The Institute for Research on Innovation & Science (IRIS) is building a comprehensive data platform to track the flow of these highly skilled individuals into the economy. UMETRICS (Universities: Measuring the ImpacTs of Research on Innovation, Competitiveness and Science), combines data on the labour, goods and services purchased by universities with US Census Bureau data on the earnings and employment of researchers, as well as the activity of the firms they work for. Currently, 62 campuses have committed to participating in IRIS, but membership is expected to grow to 150 universities by 2020, capturing 90% of federal spending on university R&D.
Start-ups with research-trained staff are more likely to succeed and benefit from high growth than start-ups with no research-trained staff.
IRIS has an annual budget of about US$2 million, which will double to US$4 million by 2020. That's cheap when compared with the US$53 million spent annually (for six years) by the much smaller higher-education community in the United Kingdom on its 2014 impact evaluation exercise, the Research Excellence Framework.
The UMETRICS platform is not just used for evaluation. I am among about 70 researchers affiliated with IRIS analysing the data to get a better understanding of the role of science in society. Results are beginning to reveal how scientists support the economy. Research-trained PhD-holders moving into industry are more likely than other workers to join younger, larger, R&D intensive, high-wage firms in high-skills industries — factors associated with productivity. Adding one research-experienced worker to a start-up increases its five-year survival rate by nearly 42% and more than doubles the likelihood of its going on to employ at least 10 people.

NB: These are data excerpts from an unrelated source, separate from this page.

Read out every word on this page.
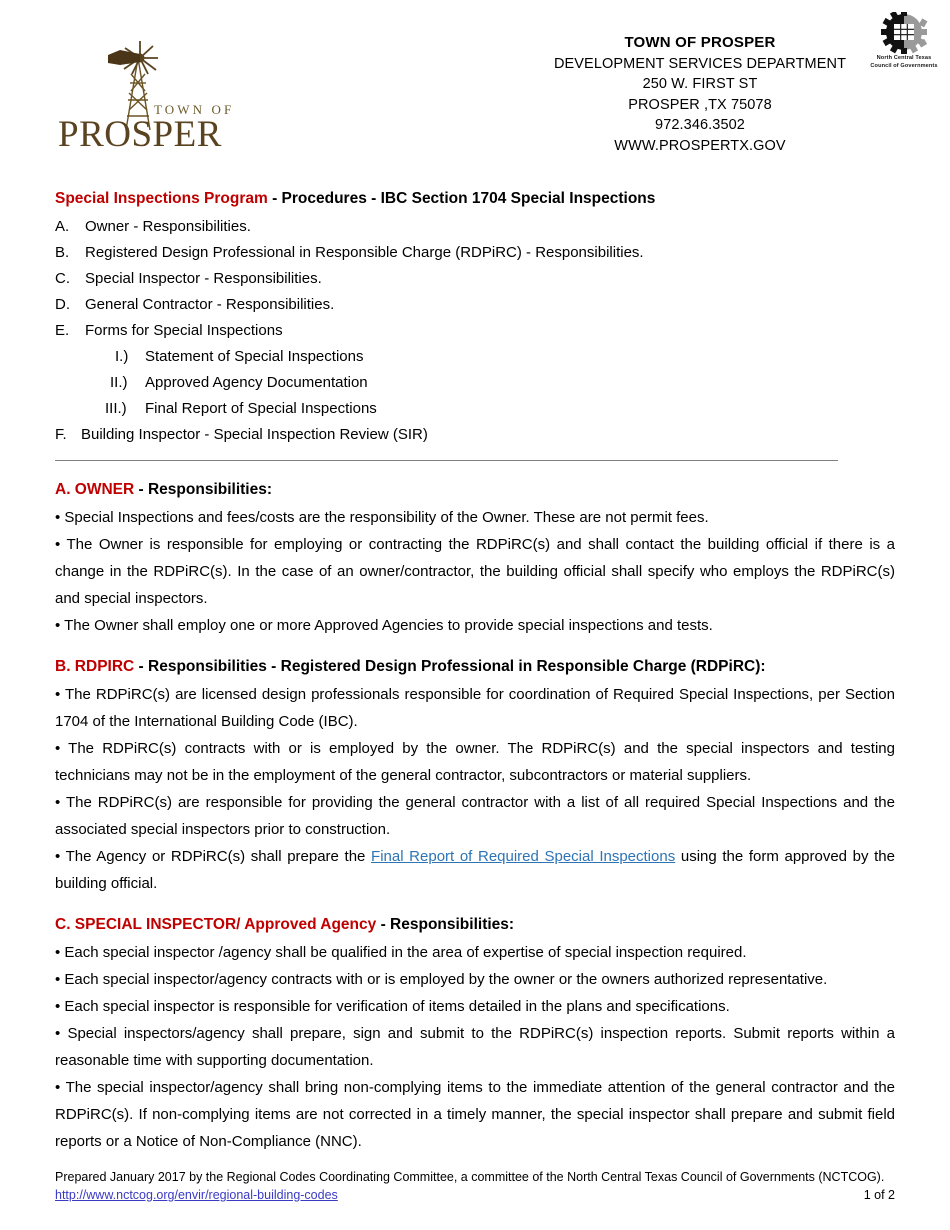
TOWN OF
PROSPER
TOWN OF PROSPER
DEVELOPMENT SERVICES DEPARTMENT
250 W. FIRST ST
PROSPER ,TX 75078
972.346.3502
WWW.PROSPERTX.GOV
North Central Texas
Council of Governments
Special Inspections Program - Procedures - IBC Section 1704 Special Inspections
A. Owner - Responsibilities.
B. Registered Design Professional in Responsible Charge (RDPiRC) - Responsibilities.
C. Special Inspector - Responsibilities.
D. General Contractor - Responsibilities.
E. Forms for Special Inspections
I.) Statement of Special Inspections
II.) Approved Agency Documentation
III.) Final Report of Special Inspections
F. Building Inspector - Special Inspection Review (SIR)
A. OWNER - Responsibilities:

• Special Inspections and fees/costs are the responsibility of the Owner. These are not permit fees.

• The Owner is responsible for employing or contracting the RDPiRC(s) and shall contact the building official if there is a change in the RDPiRC(s). In the case of an owner/contractor, the building official shall specify who employs the RDPiRC(s) and special inspectors.

• The Owner shall employ one or more Approved Agencies to provide special inspections and tests.

B. RDPIRC - Responsibilities - Registered Design Professional in Responsible Charge (RDPiRC):

• The RDPiRC(s) are licensed design professionals responsible for coordination of Required Special Inspections, per Section 1704 of the International Building Code (IBC).

• The RDPiRC(s) contracts with or is employed by the owner. The RDPiRC(s) and the special inspectors and testing technicians may not be in the employment of the general contractor, subcontractors or material suppliers.

• The RDPiRC(s) are responsible for providing the general contractor with a list of all required Special Inspections and the associated special inspectors prior to construction.

• The Agency or RDPiRC(s) shall prepare the Final Report of Required Special Inspections using the form approved by the building official.

C. SPECIAL INSPECTOR/ Approved Agency - Responsibilities:

• Each special inspector /agency shall be qualified in the area of expertise of special inspection required.

• Each special inspector/agency contracts with or is employed by the owner or the owners authorized representative.

• Each special inspector is responsible for verification of items detailed in the plans and specifications.

• Special inspectors/agency shall prepare, sign and submit to the RDPiRC(s) inspection reports. Submit reports within a reasonable time with supporting documentation.

• The special inspector/agency shall bring non-complying items to the immediate attention of the general contractor and the RDPiRC(s). If non-complying items are not corrected in a timely manner, the special inspector shall prepare and submit field reports or a Notice of Non-Compliance (NNC).

Prepared January 2017 by the Regional Codes Coordinating Committee, a committee of the North Central Texas Council of Governments (NCTCOG).
http://www.nctcog.org/envir/regional-building-codes	1 of 2
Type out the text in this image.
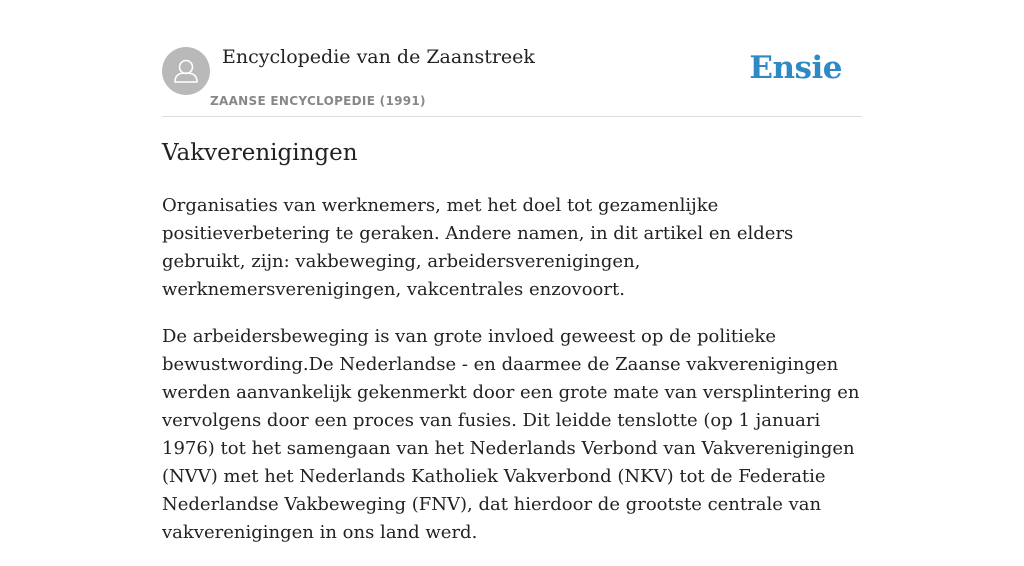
Encyclopedie van de Zaanstreek
ZAANSE ENCYCLOPEDIE (1991)
Ensie
Vakverenigingen

Organisaties van werknemers, met het doel tot gezamenlijke positieverbetering te geraken. Andere namen, in dit artikel en elders gebruikt, zijn: vakbeweging, arbeidersverenigingen, werknemersverenigingen, vakcentrales enzovoort.

De arbeidersbeweging is van grote invloed geweest op de politieke bewustwording.De Nederlandse - en daarmee de Zaanse vakverenigingen werden aanvankelijk gekenmerkt door een grote mate van versplintering en vervolgens door een proces van fusies. Dit leidde tenslotte (op 1 januari 1976) tot het samengaan van het Nederlands Verbond van Vakverenigingen (NVV) met het Nederlands Katholiek Vakverbond (NKV) tot de Federatie Nederlandse Vakbeweging (FNV), dat hierdoor de grootste centrale van vakverenigingen in ons land werd.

Researchers at the University of Maryland and the University of North Carolina at Chapel Hill are calculating the proportion of UMETRICS-tracked researchers flowing to specific industries, which could identify sectors where highly skilled workers are needed. Sociologists and economists at the National Bureau of Economic Research are using UMETRICS data to analyse the impact of education and training on scientists' earnings at all levels, which should help quantify the demand for PhDs in the workforce.
In June 2017, the Census Bureau's Federal Statistical Research Data Centers released the matched Census–UMETRICS data to the wider research community, which should reveal many more insights. Recent work showed, for example, that while early-career female researchers earn 31% less than male researchers overall, the gap disappears when controlling for the impact that marital status and children have on women's pay.
Investment in science can take years to bear fruit, but I am optimistic that sensible measurements of US science and scientists will help both flourish.